White Sox legend and chronically underrated starting pitcher in the 1970s, Wilbur Wood, died Saturday at the age of 84.
The 17-year veteran came into his own after arriving on the South Side in 1966, first as a bullpen specialist and later as a throwback innings eater. In the process, he was named to three All-Star Games and finished in the Top 5 of the Cy Young voting in three consecutive years.
The key to Wood’s excellence was the knuckleball, which allowed him to throw an impressive 1,070 innings during his three Cy Young seasons. Those seasons produced a 70-50 record, 2.64 ERA/2.94 FIP, 142 games, 63 complete games, 19 shutouts and even a save – all told a 30.0 WAR. To put that value in perspective, only nine other pitchers in White Sox history have above 30.0 career WAR.

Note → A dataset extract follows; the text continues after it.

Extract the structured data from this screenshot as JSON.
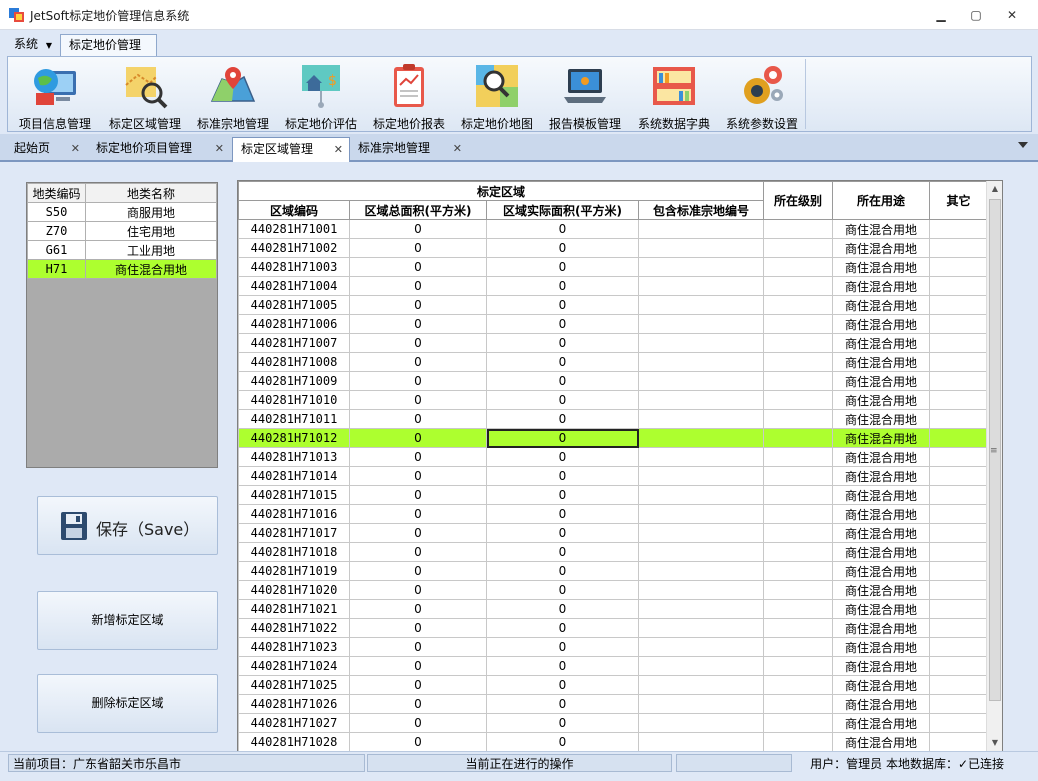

Wood’s 376 2/3 innings in 1972 rank 274th all-time (all but a handful of larger workloads, however, were from the 19th century) and the most since Grover Cleveland Alexander in 1917. Wood started 49 games that year, making up more than 30% of the club’s starts, and his innings pitched totaled more than 27% of the team’s starts. total loading innings.
Legend has it that Hall-of-Famer Hoyt Wilhelm and fellow pitcher Eddie Fisher welcomed Wood to the White Sox in 1966 with a career-changing gift: teaching the left-hander the knuckleball. But while Wood struggled over parts of four seasons in Boston and Pittsburgh (1-8, 4.13 ERA) and suddenly became a bullpen force in Chicago because of the pitch, the two veterans were more mentors who guided Wood than teachers who made him.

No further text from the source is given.